Я говорю — «Не шутите так».
Он говорит — «Я и не шучу. Многие думают, что у меня нет чувства юмора, и это отчасти правда, наверное. Мы с вами встретились потому, что у нас много общего».
Я говорю — «Версаль нельзя захватить, как вы выразились. Версаль охраняют десять тысяч солдат».
Он говорит — «Да. Некоторых подкупили. Остальные сдались из чувства патриотизма. Я только что оттуда».
Я говорю — «Ага. А что вы там делали?»
Он говорит — «Я виноторговец… э… вроде бы из Америки».
Я говорю — «Вроде бы… из Америки?»
Он говорит — «Это и есть наше с вами общее. Я думаю, что я виноторговец из Америки, а вы думаете, что вы королева Франции. Все остальные просто знают, кто они такие и откуда. Посмотрите вот на мою одежду, к примеру».
Я чуть не теряю сознание, но беру себя в руки. Нужно что-то сказать, и я говорю, дрожа, — «Вы одеты, как американский офицер военного флота».
Версаль захвачен! Я больше не королева. Я — беглянка. Ни денег, ни еды, ни убежища, ни запасной одежды, ни лошадей, ни охраны. Меня отрезали от мира. Переночевать негде. За мной будут охотиться, меня схватят, посадят в тюрьму, будут пытать и насиловать, а потом отрубят мне голову, если конечно какой-нибудь уличный бандит не убьет меня до этого, после того как затащит в какой-нибудь влажный, дурно пахнущий подвал и изнасилует. Невозможно! Невозможно!

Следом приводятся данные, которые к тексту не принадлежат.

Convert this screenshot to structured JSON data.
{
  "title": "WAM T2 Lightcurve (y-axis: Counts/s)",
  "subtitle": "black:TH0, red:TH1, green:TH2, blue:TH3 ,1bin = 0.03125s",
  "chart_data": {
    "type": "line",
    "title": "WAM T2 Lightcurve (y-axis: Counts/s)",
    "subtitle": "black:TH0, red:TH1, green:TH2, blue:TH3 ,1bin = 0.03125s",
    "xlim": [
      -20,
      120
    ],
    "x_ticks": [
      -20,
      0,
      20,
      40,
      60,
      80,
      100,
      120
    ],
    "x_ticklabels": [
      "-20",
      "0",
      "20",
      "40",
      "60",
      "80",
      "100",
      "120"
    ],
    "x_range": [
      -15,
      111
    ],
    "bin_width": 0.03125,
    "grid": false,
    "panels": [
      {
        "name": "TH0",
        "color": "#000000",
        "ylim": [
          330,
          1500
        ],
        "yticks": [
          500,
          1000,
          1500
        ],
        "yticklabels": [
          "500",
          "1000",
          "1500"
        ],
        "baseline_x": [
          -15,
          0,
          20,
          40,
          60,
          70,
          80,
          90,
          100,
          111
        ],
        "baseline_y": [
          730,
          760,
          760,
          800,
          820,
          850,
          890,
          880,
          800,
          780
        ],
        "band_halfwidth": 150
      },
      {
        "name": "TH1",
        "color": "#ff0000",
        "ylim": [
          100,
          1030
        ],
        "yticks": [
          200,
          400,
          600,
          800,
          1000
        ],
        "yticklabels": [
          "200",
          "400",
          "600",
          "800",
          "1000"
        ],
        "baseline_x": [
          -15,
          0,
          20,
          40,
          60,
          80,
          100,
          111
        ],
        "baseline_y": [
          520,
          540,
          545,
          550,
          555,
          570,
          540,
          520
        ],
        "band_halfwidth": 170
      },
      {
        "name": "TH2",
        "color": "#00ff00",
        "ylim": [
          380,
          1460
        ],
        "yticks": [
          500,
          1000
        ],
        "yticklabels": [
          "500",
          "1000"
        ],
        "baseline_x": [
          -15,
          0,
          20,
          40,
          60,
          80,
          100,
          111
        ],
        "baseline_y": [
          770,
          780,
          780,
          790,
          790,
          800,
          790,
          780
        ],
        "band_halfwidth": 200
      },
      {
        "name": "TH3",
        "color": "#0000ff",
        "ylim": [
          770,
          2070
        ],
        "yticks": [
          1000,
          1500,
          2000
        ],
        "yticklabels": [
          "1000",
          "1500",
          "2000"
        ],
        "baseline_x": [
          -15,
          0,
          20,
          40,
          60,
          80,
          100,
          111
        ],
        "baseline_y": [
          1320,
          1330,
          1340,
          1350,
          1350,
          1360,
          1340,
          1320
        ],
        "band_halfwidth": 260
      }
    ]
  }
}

И все равно — правда! Ужасная правда! Куда мне идти теперь? Что делать? Кто этот человек?
Кто этот человек?
Он говорит — «Правильно. Скольких виноторговцев одевающихся как морские офицеры вы знаете? То-то и оно.»

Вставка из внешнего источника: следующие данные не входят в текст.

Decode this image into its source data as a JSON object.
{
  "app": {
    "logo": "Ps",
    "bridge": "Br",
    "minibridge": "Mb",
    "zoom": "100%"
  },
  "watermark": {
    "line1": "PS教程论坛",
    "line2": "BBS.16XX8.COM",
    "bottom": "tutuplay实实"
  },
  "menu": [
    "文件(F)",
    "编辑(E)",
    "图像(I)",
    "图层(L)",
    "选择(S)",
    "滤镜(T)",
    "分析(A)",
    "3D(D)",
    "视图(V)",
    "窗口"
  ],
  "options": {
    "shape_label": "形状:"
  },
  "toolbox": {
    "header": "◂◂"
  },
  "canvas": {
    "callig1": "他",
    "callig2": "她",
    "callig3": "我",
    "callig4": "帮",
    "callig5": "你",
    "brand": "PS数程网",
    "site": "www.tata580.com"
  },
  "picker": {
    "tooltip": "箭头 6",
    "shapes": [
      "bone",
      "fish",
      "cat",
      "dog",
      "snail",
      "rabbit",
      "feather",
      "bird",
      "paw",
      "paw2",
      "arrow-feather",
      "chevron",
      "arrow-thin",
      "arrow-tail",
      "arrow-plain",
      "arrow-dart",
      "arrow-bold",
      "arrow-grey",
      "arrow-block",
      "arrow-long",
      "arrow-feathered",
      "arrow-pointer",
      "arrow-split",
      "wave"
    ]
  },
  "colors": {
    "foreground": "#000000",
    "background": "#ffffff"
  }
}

Я говорю — «Откуда во Франции взяться американскому виноторговцу?»
Он говорит — «Нет, это как раз вполне правдоподобно. Вино я покупаю здесь, а продаю — через пруд, напротив. А не наоборот, как вы подумали по ошибке. Но самое главное — я понятия не имею, как я сюда попал. У меня есть деньги, комната в отеле, и даже друзья. Но я не помню, как выглядит Нью-Йорк, например. А я, вроде бы, из Нью-Йорка. У вас наверняка те же трудности».

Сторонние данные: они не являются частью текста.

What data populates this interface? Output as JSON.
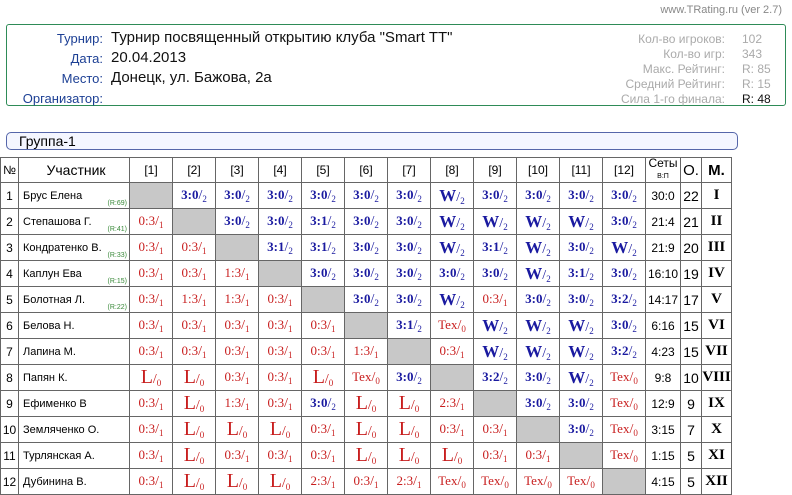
{
  "version": "www.TRating.ru (ver 2.7)",
  "info": {
    "labels": [
      "Турнир:",
      "Дата:",
      "Место:",
      "Организатор:"
    ],
    "values": [
      "Турнир посвященный открытию клуба \"Smart TT\"",
      "20.04.2013",
      "Донецк, ул. Бажова, 2а",
      ""
    ]
  },
  "stats": [
    {
      "label": "Кол-во игроков:",
      "value": "102"
    },
    {
      "label": "Кол-во игр:",
      "value": "343"
    },
    {
      "label": "Макс. Рейтинг:",
      "value": "R:  85"
    },
    {
      "label": "Средний Рейтинг:",
      "value": "R:  15"
    },
    {
      "label": "Сила 1-го финала:",
      "value": "R:  48"
    }
  ],
  "group_title": "Группа-1",
  "headers": {
    "num": "№",
    "player": "Участник",
    "cols": [
      "[1]",
      "[2]",
      "[3]",
      "[4]",
      "[5]",
      "[6]",
      "[7]",
      "[8]",
      "[9]",
      "[10]",
      "[11]",
      "[12]"
    ],
    "sets": "Сеты",
    "sets_sub": "В:П",
    "points": "О.",
    "place": "М."
  },
  "rows": [
    {
      "n": "1",
      "name": "Брус Елена",
      "rating": "(R:69)",
      "cells": [
        "X",
        "3:0/2",
        "3:0/2",
        "3:0/2",
        "3:0/2",
        "3:0/2",
        "3:0/2",
        "W/2",
        "3:0/2",
        "3:0/2",
        "3:0/2",
        "3:0/2"
      ],
      "sets": "30:0",
      "points": "22",
      "place": "I"
    },
    {
      "n": "2",
      "name": "Степашова Г.",
      "rating": "(R:41)",
      "cells": [
        "0:3/1",
        "X",
        "3:0/2",
        "3:0/2",
        "3:1/2",
        "3:0/2",
        "3:0/2",
        "W/2",
        "W/2",
        "W/2",
        "W/2",
        "3:0/2"
      ],
      "sets": "21:4",
      "points": "21",
      "place": "II"
    },
    {
      "n": "3",
      "name": "Кондратенко В.",
      "rating": "(R:33)",
      "cells": [
        "0:3/1",
        "0:3/1",
        "X",
        "3:1/2",
        "3:1/2",
        "3:0/2",
        "3:0/2",
        "W/2",
        "3:1/2",
        "W/2",
        "3:0/2",
        "W/2"
      ],
      "sets": "21:9",
      "points": "20",
      "place": "III"
    },
    {
      "n": "4",
      "name": "Каплун Ева",
      "rating": "(R:15)",
      "cells": [
        "0:3/1",
        "0:3/1",
        "1:3/1",
        "X",
        "3:0/2",
        "3:0/2",
        "3:0/2",
        "3:0/2",
        "3:0/2",
        "W/2",
        "3:1/2",
        "3:0/2"
      ],
      "sets": "16:10",
      "points": "19",
      "place": "IV"
    },
    {
      "n": "5",
      "name": "Болотная Л.",
      "rating": "(R:22)",
      "cells": [
        "0:3/1",
        "1:3/1",
        "1:3/1",
        "0:3/1",
        "X",
        "3:0/2",
        "3:0/2",
        "W/2",
        "0:3/1",
        "3:0/2",
        "3:0/2",
        "3:2/2"
      ],
      "sets": "14:17",
      "points": "17",
      "place": "V"
    },
    {
      "n": "6",
      "name": "Белова Н.",
      "rating": "",
      "cells": [
        "0:3/1",
        "0:3/1",
        "0:3/1",
        "0:3/1",
        "0:3/1",
        "X",
        "3:1/2",
        "Tex/0",
        "W/2",
        "W/2",
        "W/2",
        "3:0/2"
      ],
      "sets": "6:16",
      "points": "15",
      "place": "VI"
    },
    {
      "n": "7",
      "name": "Лапина М.",
      "rating": "",
      "cells": [
        "0:3/1",
        "0:3/1",
        "0:3/1",
        "0:3/1",
        "0:3/1",
        "1:3/1",
        "X",
        "0:3/1",
        "W/2",
        "W/2",
        "W/2",
        "3:2/2"
      ],
      "sets": "4:23",
      "points": "15",
      "place": "VII"
    },
    {
      "n": "8",
      "name": "Папян К.",
      "rating": "",
      "cells": [
        "L/0",
        "L/0",
        "0:3/1",
        "0:3/1",
        "L/0",
        "Tex/0",
        "3:0/2",
        "X",
        "3:2/2",
        "3:0/2",
        "W/2",
        "Tex/0"
      ],
      "sets": "9:8",
      "points": "10",
      "place": "VIII"
    },
    {
      "n": "9",
      "name": "Ефименко В",
      "rating": "",
      "cells": [
        "0:3/1",
        "L/0",
        "1:3/1",
        "0:3/1",
        "3:0/2",
        "L/0",
        "L/0",
        "2:3/1",
        "X",
        "3:0/2",
        "3:0/2",
        "Tex/0"
      ],
      "sets": "12:9",
      "points": "9",
      "place": "IX"
    },
    {
      "n": "10",
      "name": "Земляченко О.",
      "rating": "",
      "cells": [
        "0:3/1",
        "L/0",
        "L/0",
        "L/0",
        "0:3/1",
        "L/0",
        "L/0",
        "0:3/1",
        "0:3/1",
        "X",
        "3:0/2",
        "Tex/0"
      ],
      "sets": "3:15",
      "points": "7",
      "place": "X"
    },
    {
      "n": "11",
      "name": "Турлянская А.",
      "rating": "",
      "cells": [
        "0:3/1",
        "L/0",
        "0:3/1",
        "0:3/1",
        "0:3/1",
        "L/0",
        "L/0",
        "L/0",
        "0:3/1",
        "0:3/1",
        "X",
        "Tex/0"
      ],
      "sets": "1:15",
      "points": "5",
      "place": "XI"
    },
    {
      "n": "12",
      "name": "Дубинина В.",
      "rating": "",
      "cells": [
        "0:3/1",
        "L/0",
        "L/0",
        "L/0",
        "2:3/1",
        "0:3/1",
        "2:3/1",
        "Tex/0",
        "Tex/0",
        "Tex/0",
        "Tex/0",
        "X"
      ],
      "sets": "4:15",
      "points": "5",
      "place": "XII"
    }
  ],
  "colors": {
    "win": "#1a1aa0",
    "loss": "#c81e1e",
    "diag": "#c8c8c8",
    "frame": "#2e8b57"
  }
}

Я говорю — «Нет, не совсем».
Ничего я не знаю. Я в тумане. Версаль захвачен. Я не знаю, почему я должна этому парню верить, но я ему верю. И осознаю, что так или иначе такое должно было случиться. Я заметила признаки, я предвидела падение, но предпочла не думать об этом ради… ради чего? Ради хорошего тона. Проигнорировала. Как и король, мой муженек.
Он говорит — «Не совсем? Вы не правы. Вы осознаете, что мы сейчас с вами говорим по-английски?»